The highs this year have been nothing short of life‑changing. I can walk for miles without stopping. I can climb hills without feeling like my lungs are trying to escape through my mouth. I can tie my shoelaces without performing a small yoga routine beforehand. I can wear dresses, shorts, and fitted tops without feeling like I need to keep trying to cover my stomach.

My resting heart rate dropped. My blood sugar normalised. My cholesterol improved. My blood pressure settled. My joints stopped screaming every time I stood up. I slept better. I breathed better. I lived better. Then there were the little things; the things you don’t realise you’ve lost until you get them back. Crossing my legs comfortably, sitting in a chair without worrying about whether it would hold me, walking into a room without scanning for the nearest seat and buying clothes because I liked them, not because they were the only ones that fit.

I even started exercising again, proper exercise, not just the “walk to the fridge and back” variety. Joe Wicks, walking challenges, long days out, and the occasional burst of enthusiasm that made me feel like I was starring in my own fitness montage. Plus, of course, I've now joined the gym.

Of course, it hasn’t all been sunshine and salads. There were weeks when the side effects hit hard. The diarrhoea episode at work; the one that forced me to break my lifelong rule about never doing a number two anywhere but home. The stomach cramps, the wind, the nausea, the bloating and the constipation… all part of the glamorous world of weight‑loss medication. There were weeks were I plateaued, weeks where I gained weight despite eating like a Victorian orphan, weeks where hunger returned with a vengeance, weeks where I felt tired, emotional, or just fed up with the whole thing.

And then there was the heartbreak of losing Mounjaro. The price hike that forced me to switch to Wegovy felt like a slap in the face. It was so unfair, particularly as I'd convinced myself that it wouldn't affect me because I was on a 12 month contract. I was terrified to switch as I’d heard the horror stories. I’d read the comparisons and I’d convinced myself that the suppression I was getting with Mounjaro would end and the food noise would be back.

But Wegovy surprised me.
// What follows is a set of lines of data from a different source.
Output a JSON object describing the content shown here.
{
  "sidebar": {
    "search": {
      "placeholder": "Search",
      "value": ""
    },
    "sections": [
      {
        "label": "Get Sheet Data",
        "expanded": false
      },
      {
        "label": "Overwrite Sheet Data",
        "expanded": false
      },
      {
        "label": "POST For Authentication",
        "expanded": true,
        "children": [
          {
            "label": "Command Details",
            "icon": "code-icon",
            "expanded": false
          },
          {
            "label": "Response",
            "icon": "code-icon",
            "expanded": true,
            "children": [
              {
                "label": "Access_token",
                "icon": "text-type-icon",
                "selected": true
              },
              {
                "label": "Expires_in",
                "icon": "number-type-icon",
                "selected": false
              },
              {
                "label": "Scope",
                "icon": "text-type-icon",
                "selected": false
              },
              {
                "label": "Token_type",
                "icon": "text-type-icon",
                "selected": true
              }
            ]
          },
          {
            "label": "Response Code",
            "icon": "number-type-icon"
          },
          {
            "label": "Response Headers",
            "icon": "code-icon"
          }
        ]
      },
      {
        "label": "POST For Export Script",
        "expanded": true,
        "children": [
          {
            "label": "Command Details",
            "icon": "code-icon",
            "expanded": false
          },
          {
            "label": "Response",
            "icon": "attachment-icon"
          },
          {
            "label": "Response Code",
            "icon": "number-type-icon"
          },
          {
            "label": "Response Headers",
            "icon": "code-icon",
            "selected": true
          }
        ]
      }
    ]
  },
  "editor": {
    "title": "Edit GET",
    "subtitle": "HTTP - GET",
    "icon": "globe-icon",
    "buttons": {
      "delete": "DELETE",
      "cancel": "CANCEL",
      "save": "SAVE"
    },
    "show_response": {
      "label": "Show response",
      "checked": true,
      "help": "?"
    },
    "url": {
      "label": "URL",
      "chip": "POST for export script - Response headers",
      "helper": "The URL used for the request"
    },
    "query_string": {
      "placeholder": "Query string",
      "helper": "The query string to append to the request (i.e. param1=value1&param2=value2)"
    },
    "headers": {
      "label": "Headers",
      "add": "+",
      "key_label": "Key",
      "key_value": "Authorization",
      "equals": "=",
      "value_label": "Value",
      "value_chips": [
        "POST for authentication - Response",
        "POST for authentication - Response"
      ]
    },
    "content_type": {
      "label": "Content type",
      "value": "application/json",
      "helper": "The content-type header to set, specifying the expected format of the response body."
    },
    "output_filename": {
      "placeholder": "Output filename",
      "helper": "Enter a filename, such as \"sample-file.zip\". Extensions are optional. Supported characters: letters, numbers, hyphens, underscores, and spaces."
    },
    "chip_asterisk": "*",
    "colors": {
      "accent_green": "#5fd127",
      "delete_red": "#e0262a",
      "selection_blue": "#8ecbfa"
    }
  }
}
The suppression wasn't as good at first but it didn't disappear altogether. I had a bit of food noise at the start but not so bad I was struggling to stay within a calorie deficit and the weight continued to drop slowly and consistently. I finally realised that the medication wasn’t doing all the work anymore; I was, which bodes well for the future. My habits have changed and so has my mindset. My relationship with food has changed and I eat much more healthily. I feel I'm not the same person who started this journey a year ago.

The weight loss is incredible and the health improvements are life‑changing. My confidence is through the roof but the biggest achievement this year isn’t a number on the scales. It’s the fact that I didn’t give up. Not when the side effects hit. Not when the weight loss slowed. Not when the medication changed. I just kept going and I think I should be very proud of myself.

I’m not done yet. I still have goals: reaching the overweight BMI category, building more strength, improving my fitness, and continuing to nurture this healthier, happier version of myself. For the first time in my adult life, I’m determined not to gain all the weight back and I'm going to carry on using Wegovy for the foreseeable future.

So, for the last time, here are this weeks stats:

Weight - 11st 7lb
BMI - 30.4 (so close!)
Total weight loss since 6th Jan 2025 - 5 stone 3lbs
Total Wegovy loss - 9.5lb
Wegovy dose - 2.4mg

Here are the before, during and after photos and a weight loss graph proving that Wegovy does exactly what it says on the tin:




   









This year has been transformative. Hard at times, hilarious at others, but always worth it and if the next year is even half as life‑changing as this one, I’ll consider myself very lucky. I might come back with a couple of updates over the next year so watch this space.